III. It may be defined, the doctrine or science of the truth which is according to godliness, and which God has revealed to man, that he may know God and divine things, may believe on him and may through faith perform to him the acts of love, fear, honor, worship and obedience, and may in return expect and obtain blessedness from him through union with him, to the divine glory. [Much of these terms become the foundations for future disputations]
quid sit?:
[Clarifying the Definition: What is the Object of Theology?]
IV. The proximate and immediate object of this doctrine or science is, not God himself, but the duty and act of man which he is bound to perform to God. In theology, therefore, God himself must be considered as the object of this duty.
[Clarifying the Definition: What is the Nature of Theology?]
V. On this account, theology is not a theoretical science or doctrine, but a practical one, requiring the action of the whole man, according to all and each of its parts—an action of the most transcendant description, answerable to the excellence of the object as far as the human capacity will permit.
[Clarifying the Definition: How is Theology Expressed?]

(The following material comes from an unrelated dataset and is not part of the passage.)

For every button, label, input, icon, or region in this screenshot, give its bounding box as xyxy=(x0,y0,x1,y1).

VI. From these premises, it follows that this doctrine is not expressed after the example of natural science, by which God knows himself, but after the example of that notion which God has willingly conceived within himself from all eternity, about the prescribing of that duty and of all things required for it.
Sources:
Arminius, James. The Works of Arminius. Vol. 1, Translated by James Nichols and W.R. Bagnall. Derby, Orton and Mulligan, 1853.

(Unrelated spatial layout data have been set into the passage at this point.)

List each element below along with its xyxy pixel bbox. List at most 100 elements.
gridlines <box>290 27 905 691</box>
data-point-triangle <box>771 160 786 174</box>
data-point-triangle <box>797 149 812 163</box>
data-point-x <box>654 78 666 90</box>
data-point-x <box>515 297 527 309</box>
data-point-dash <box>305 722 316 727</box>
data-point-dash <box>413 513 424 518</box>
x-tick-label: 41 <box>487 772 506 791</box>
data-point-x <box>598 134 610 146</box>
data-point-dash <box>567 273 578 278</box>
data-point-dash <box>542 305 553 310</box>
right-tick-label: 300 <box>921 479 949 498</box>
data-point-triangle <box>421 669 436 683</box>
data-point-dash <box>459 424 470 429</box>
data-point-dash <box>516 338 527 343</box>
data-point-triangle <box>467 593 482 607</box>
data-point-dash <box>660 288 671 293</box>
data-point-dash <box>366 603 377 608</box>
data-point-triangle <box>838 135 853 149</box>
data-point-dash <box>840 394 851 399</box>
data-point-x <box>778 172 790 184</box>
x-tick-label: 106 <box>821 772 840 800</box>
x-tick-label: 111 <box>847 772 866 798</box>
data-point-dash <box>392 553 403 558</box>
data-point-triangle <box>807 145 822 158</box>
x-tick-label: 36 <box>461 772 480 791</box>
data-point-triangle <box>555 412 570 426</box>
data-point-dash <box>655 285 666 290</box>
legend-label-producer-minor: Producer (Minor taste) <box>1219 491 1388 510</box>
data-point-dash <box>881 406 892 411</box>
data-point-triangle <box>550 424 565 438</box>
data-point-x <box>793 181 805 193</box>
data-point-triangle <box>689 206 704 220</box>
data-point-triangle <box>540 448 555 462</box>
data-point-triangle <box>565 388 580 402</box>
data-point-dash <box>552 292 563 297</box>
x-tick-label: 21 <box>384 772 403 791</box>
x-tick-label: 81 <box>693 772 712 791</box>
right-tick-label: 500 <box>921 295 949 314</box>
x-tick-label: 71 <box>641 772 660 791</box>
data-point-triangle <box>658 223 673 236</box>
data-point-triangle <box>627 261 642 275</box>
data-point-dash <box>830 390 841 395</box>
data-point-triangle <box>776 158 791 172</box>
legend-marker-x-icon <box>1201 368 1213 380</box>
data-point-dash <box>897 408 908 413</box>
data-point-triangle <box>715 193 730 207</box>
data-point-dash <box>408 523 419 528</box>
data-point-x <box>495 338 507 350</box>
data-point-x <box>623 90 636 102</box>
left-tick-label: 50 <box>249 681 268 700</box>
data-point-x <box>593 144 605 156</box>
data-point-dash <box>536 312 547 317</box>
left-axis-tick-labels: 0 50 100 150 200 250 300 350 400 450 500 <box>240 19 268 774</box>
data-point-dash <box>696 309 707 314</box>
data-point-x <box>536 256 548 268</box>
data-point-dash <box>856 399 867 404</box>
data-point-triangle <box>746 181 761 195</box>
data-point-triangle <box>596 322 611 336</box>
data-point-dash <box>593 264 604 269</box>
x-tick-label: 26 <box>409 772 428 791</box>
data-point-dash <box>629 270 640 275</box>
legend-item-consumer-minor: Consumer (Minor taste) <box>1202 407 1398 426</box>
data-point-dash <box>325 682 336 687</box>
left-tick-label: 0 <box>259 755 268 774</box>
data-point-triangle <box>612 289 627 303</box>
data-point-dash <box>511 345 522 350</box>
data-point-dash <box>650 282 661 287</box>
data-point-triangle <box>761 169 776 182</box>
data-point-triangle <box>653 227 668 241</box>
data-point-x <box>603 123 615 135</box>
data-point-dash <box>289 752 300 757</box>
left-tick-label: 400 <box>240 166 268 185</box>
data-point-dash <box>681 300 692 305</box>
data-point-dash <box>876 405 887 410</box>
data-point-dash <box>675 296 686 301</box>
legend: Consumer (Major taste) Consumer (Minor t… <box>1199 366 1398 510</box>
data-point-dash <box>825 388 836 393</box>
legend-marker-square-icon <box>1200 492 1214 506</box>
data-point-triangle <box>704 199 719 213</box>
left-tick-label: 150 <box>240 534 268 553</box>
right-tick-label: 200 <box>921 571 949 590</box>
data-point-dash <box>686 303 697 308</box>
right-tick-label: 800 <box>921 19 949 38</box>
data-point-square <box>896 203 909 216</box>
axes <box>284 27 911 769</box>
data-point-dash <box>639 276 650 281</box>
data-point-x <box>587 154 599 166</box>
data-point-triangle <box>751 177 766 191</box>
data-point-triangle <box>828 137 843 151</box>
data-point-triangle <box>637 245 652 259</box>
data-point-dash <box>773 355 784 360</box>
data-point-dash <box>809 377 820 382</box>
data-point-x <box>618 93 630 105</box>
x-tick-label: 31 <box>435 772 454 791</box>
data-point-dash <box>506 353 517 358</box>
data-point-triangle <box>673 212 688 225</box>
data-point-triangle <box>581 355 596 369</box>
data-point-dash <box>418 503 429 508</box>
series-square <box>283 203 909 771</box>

Boer, William den. “Four Methodological Questions Pertaining to Recent Arminius Scholarship: A Response to Keith Stanglin.” Brill CHRC 92 (2012): 107-120.

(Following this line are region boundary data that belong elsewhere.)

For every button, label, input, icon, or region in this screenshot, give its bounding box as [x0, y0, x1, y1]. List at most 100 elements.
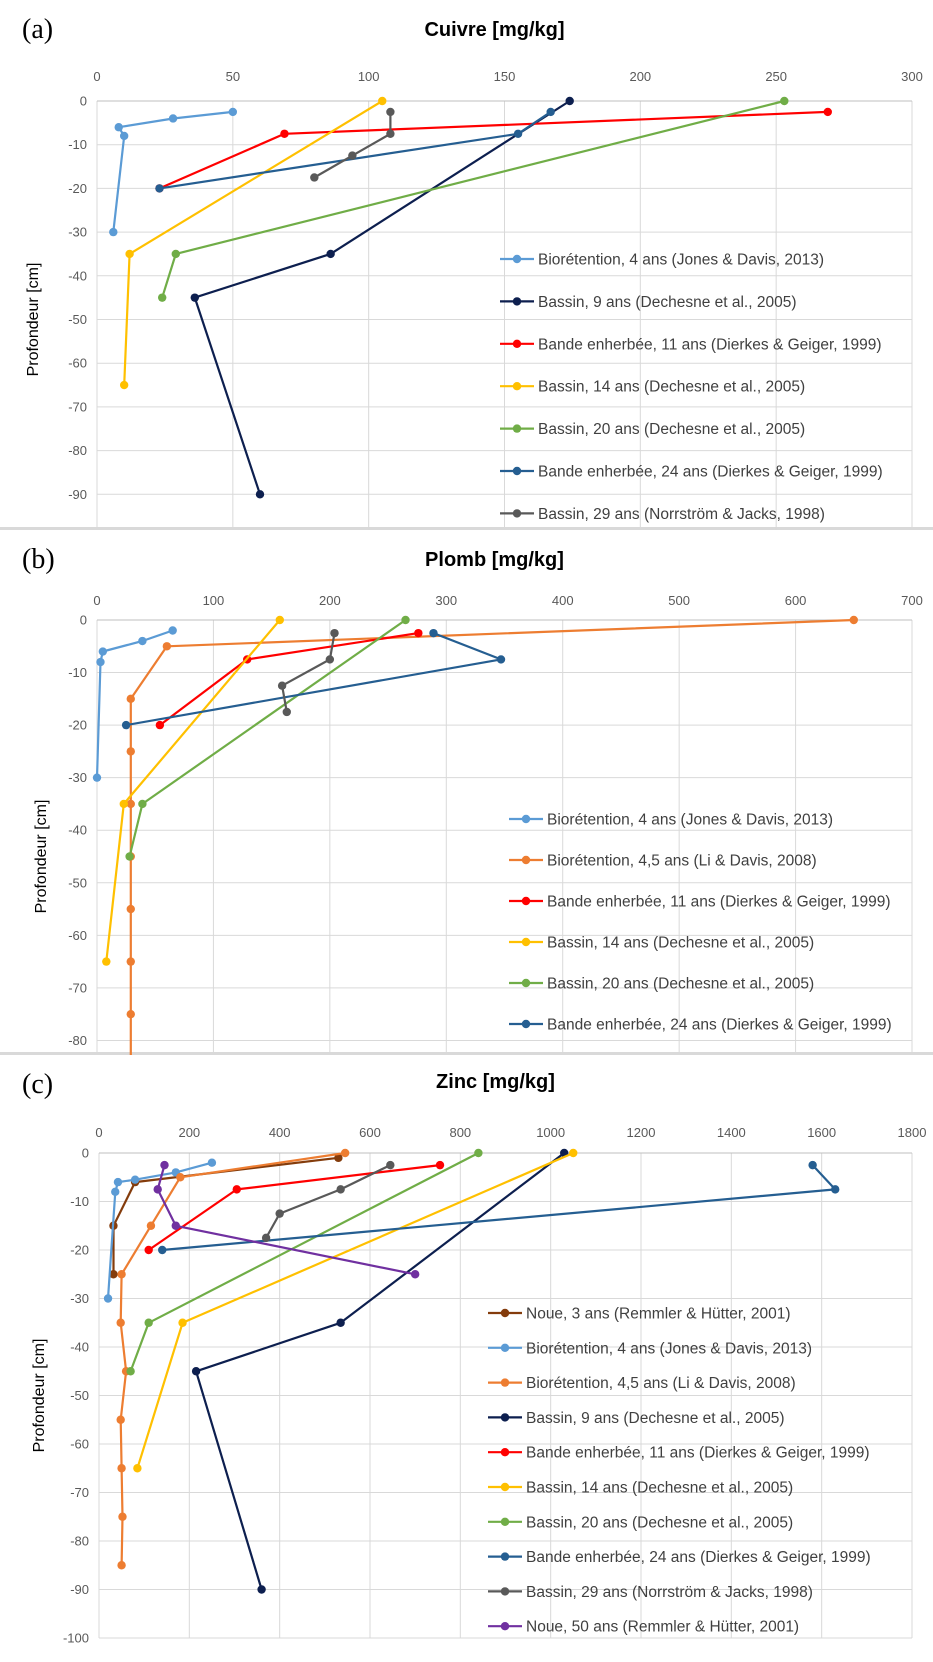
- y-tick-label: -80: [70, 1534, 89, 1549]
- legend-entry: Bassin, 29 ans (Norrström & Jacks, 1998): [500, 506, 825, 523]
- series-line: [156, 1164, 416, 1276]
- series-line: [119, 1151, 346, 1566]
- series-line: [193, 100, 571, 495]
- x-tick-label: 200: [178, 1125, 200, 1140]
- series: [158, 1160, 840, 1255]
- series: [158, 96, 789, 302]
- data-point: [386, 1160, 395, 1170]
- legend-label: Biorétention, 4 ans (Jones & Davis, 2013…: [538, 252, 824, 269]
- data-point: [96, 657, 105, 667]
- data-point: [849, 615, 858, 625]
- panel-c: (c) 0 -10 -20 -30 -40 -50 -60 -70 -80 -90 -100 0 200…: [0, 1055, 933, 1662]
- series: [261, 1160, 395, 1243]
- y-tick-label: -20: [68, 181, 87, 196]
- legend-entry: Bande enherbée, 24 ans (Dierkes & Geiger…: [500, 464, 883, 481]
- y-tick-label: -70: [70, 1485, 89, 1500]
- data-point: [275, 1209, 284, 1218]
- data-point: [138, 636, 147, 646]
- x-tick-label: 250: [765, 69, 787, 84]
- series: [153, 1160, 420, 1279]
- data-point: [158, 1245, 167, 1255]
- data-point: [133, 1464, 142, 1473]
- data-point: [232, 1185, 241, 1194]
- x-tick-label: 300: [435, 593, 457, 608]
- legend-entry: Noue, 3 ans (Remmler & Hütter, 2001): [488, 1306, 790, 1323]
- series-line: [129, 618, 854, 1055]
- legend-swatch-marker: [500, 1308, 510, 1318]
- y-tick-label: -40: [70, 1340, 89, 1355]
- data-point: [386, 107, 395, 117]
- data-point: [155, 184, 164, 193]
- series: [126, 1148, 483, 1376]
- data-point: [435, 1160, 445, 1170]
- legend-entry: Bande enherbée, 11 ans (Dierkes & Geiger…: [488, 1445, 870, 1462]
- legend-swatch-marker: [521, 855, 531, 865]
- y-tick-label: 0: [80, 613, 87, 628]
- legend-swatch-marker: [521, 814, 531, 824]
- data-point: [569, 1148, 578, 1158]
- legend-swatch-marker: [500, 1622, 510, 1631]
- series-line: [112, 1156, 339, 1275]
- legend-entry: Noue, 50 ans (Remmler & Hütter, 2001): [488, 1619, 799, 1636]
- data-point: [117, 1270, 126, 1279]
- x-tick-label: 500: [668, 593, 690, 608]
- panel-b: (b) 0-10-20-30-40-50-60-70-80-9001002003…: [0, 530, 933, 1055]
- data-point: [113, 1177, 123, 1187]
- series: [109, 107, 238, 237]
- legend-label: Biorétention, 4,5 ans (Li & Davis, 2008): [526, 1375, 796, 1392]
- panel-letter: (b): [22, 544, 55, 575]
- y-tick-label: -100: [63, 1631, 89, 1646]
- data-point: [831, 1185, 840, 1194]
- y-tick-label: -10: [70, 1194, 89, 1209]
- series-line: [195, 1152, 565, 1590]
- legend-swatch-marker: [512, 254, 522, 264]
- y-tick-label: -30: [68, 770, 87, 785]
- legend-label: Noue, 3 ans (Remmler & Hütter, 2001): [526, 1306, 790, 1323]
- data-point: [808, 1160, 817, 1170]
- data-point: [429, 628, 438, 638]
- x-tick-label: 200: [319, 593, 341, 608]
- series: [109, 1153, 343, 1279]
- data-point: [228, 107, 238, 117]
- y-tick-label: -30: [68, 225, 87, 240]
- chart-copper: 0-10-20-30-40-50-60-70-80-90-10005010015…: [25, 19, 923, 530]
- data-point: [114, 123, 123, 132]
- legend-entry: Bassin, 20 ans (Dechesne et al., 2005): [500, 421, 805, 438]
- y-tick-label: -20: [70, 1243, 89, 1258]
- data-point: [125, 852, 134, 861]
- panel-letter: (a): [22, 14, 54, 45]
- data-point: [277, 681, 287, 690]
- series-line: [106, 1161, 213, 1299]
- y-tick-label: -60: [70, 1437, 89, 1452]
- data-point: [261, 1233, 271, 1243]
- legend-label: Bassin, 20 ans (Dechesne et al., 2005): [547, 976, 814, 993]
- legend-swatch-marker: [521, 896, 531, 906]
- series: [155, 107, 555, 193]
- data-point: [153, 1185, 162, 1194]
- legend-entry: Biorétention, 4 ans (Jones & Davis, 2013…: [509, 812, 833, 829]
- chart-title: Cuivre [mg/kg]: [424, 19, 564, 41]
- data-point: [780, 96, 789, 106]
- legend-entry: Biorétention, 4,5 ans (Li & Davis, 2008): [509, 853, 817, 870]
- series: [121, 628, 506, 730]
- data-point: [336, 1185, 345, 1194]
- data-point: [496, 655, 506, 664]
- legend-label: Bassin, 14 ans (Dechesne et al., 2005): [538, 379, 805, 396]
- series: [310, 107, 395, 182]
- x-tick-label: 100: [358, 69, 380, 84]
- data-point: [126, 1009, 135, 1019]
- data-point: [386, 129, 395, 138]
- series: [277, 628, 339, 717]
- series: [190, 96, 574, 499]
- series: [125, 615, 410, 861]
- data-point: [92, 773, 102, 782]
- legend-entry: Biorétention, 4 ans (Jones & Davis, 2013…: [500, 252, 824, 269]
- y-axis-label: Profondeur [cm]: [25, 263, 42, 377]
- data-point: [275, 615, 284, 625]
- data-point: [257, 1585, 266, 1594]
- x-tick-label: 300: [901, 69, 923, 84]
- data-point: [109, 1270, 118, 1279]
- legend-label: Bassin, 9 ans (Dechesne et al., 2005): [538, 294, 796, 311]
- legend-entry: Bassin, 9 ans (Dechesne et al., 2005): [500, 294, 796, 311]
- data-point: [155, 720, 165, 730]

Stanglin, Keith D. “Methodological Musings on Historiography (A Rejoinder).” Brill CHRC 92 (2012): 121-129.
Stanglin, Keith D. Arminius on the Assurance of Salvation: The Context, Roots, and Shape of the Leiden Debate, 1603-1609. Brill’s Series in Church History, Vol. 27. Leiden: Brill, 2007.
Stanglin, Keith D. The Missing Public Disputations of Jacob Arminius: Introduction, Text, and NotES. Brill’s Series in Church History, Vol. 47. Leiden: Brill, 2010.
Stanglin, Keith D., and Thomas McCall. Jacob Arminius: Theologian of Grace. New York, NY: Oxford University Press, 2012.